The 870 EVO uses the same Samsung MKX controller we first saw with the 870 QVO. Samsung still hasn’t shared what’s improved with this generation of controller, but we get a bit of a hint from the fact that they claim the 870 EVO offers a 38% improvement to queue depth 1 random read latency compared to the 860 EVO. Since Samsung has previously shared that their 128L 3D TLC only offers a 10% improvement in raw read latency, it looks like the updated controller may be a bigger factor in the drive’s overall performance increase. Either way, a 38% improvement in one of the few performance metrics that SATA SSDs have any room to improve on is a bold claim.

















Samsung 870 EVO Specifications
Capacity 250 GB 500 GB 1 TB 2 TB 4 TB
Form Factor 2.5″ 7mm SATA
Controller Samsung MKX
NAND Flash Samsung 512Gbit 128L 3D TLC
LPDDR4 DRAM 512MB 1 GB 2 GB 4 GB
Sequential Read 560 MB/s
Sequential Write 530 MB/s
Random Read 98k IOPS
Random Write 88k IOPS
Warranty 5 years
Write Endurance 150 TB

0.3 DWPD
300 TB

0.3 DWPD
600 TB

0.3 DWPD
1200 TB

0.3 DWPD
2400 TB

0.3 DWPD
Launch MSRP $49.99

(20¢/GB)
$79.99

(16¢/GB)
$139.99

(14¢/GB)
$269.99

(13¢/GB)
$529.99

(13¢/GB)


Samsung didn’t give us the full detailed spec sheet, but among the basic specifications there are no surprises. Peak throughput is as usual limited by the SATA interface. Write endurance is still 0.3 drive writes per day with a five year warranty. The capacity options still run from 250GB to 4TB. Launch MSRPs are substantially higher than current street prices for the 860 EVO and are well into NVMe price territory, but we expect the 870 EVO’s prices to come down fairly soon given the overall state of the market with a bit of an oversupply for NAND flash memory.

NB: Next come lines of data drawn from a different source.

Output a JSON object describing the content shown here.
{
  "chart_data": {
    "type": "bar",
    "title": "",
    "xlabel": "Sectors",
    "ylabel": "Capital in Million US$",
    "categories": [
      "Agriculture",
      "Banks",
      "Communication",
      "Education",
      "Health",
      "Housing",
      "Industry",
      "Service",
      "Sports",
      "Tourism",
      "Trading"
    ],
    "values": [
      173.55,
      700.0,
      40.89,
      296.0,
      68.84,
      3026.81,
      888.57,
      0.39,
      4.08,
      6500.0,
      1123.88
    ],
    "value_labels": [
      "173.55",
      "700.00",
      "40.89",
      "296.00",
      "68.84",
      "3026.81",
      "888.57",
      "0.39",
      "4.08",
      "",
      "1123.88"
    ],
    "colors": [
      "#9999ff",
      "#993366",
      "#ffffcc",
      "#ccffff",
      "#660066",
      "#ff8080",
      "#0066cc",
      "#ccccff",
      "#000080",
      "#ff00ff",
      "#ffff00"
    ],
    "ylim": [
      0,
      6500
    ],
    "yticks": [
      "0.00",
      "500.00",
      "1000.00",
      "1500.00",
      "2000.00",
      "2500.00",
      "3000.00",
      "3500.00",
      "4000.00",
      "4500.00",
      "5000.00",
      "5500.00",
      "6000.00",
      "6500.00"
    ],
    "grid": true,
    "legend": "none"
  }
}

We don’t have a full review of the 870 EVO ready today because the timing is rather awkward. It’s a bit cheeky of Samsung to launch this drive just two business days after the end of CES, and with only a week of advance notice. We also hadn’t started running SATA drives through our new 2021 SSD test suite, so the past several days have kept our new testbeds busy testing the 870 EVO and various other SATA drives to compare against. Preliminary results show that the 870 EVO improves performance across the board for our AnandTech Storage Bench trace tests, though with slight increases in power consumption. Samsung’s claim of 38% better QD1 random read performance also looks to be an exaggeration, but we’ll be back later this week with a full analysis of the test results.


We also haven’t heard any new official information from Samsung about an 870 PRO to round out this generation of SATA drives, but they did mention an 870 PRO in passing in a newsletter last fall. Since their consumer NVMe line has switched over to using TLC NAND for the 980 PRO, there’s some uncertainty whether an 870 PRO will continue using MLC NAND. If it does, that will be the first appearance of 128L MLC from Samsung.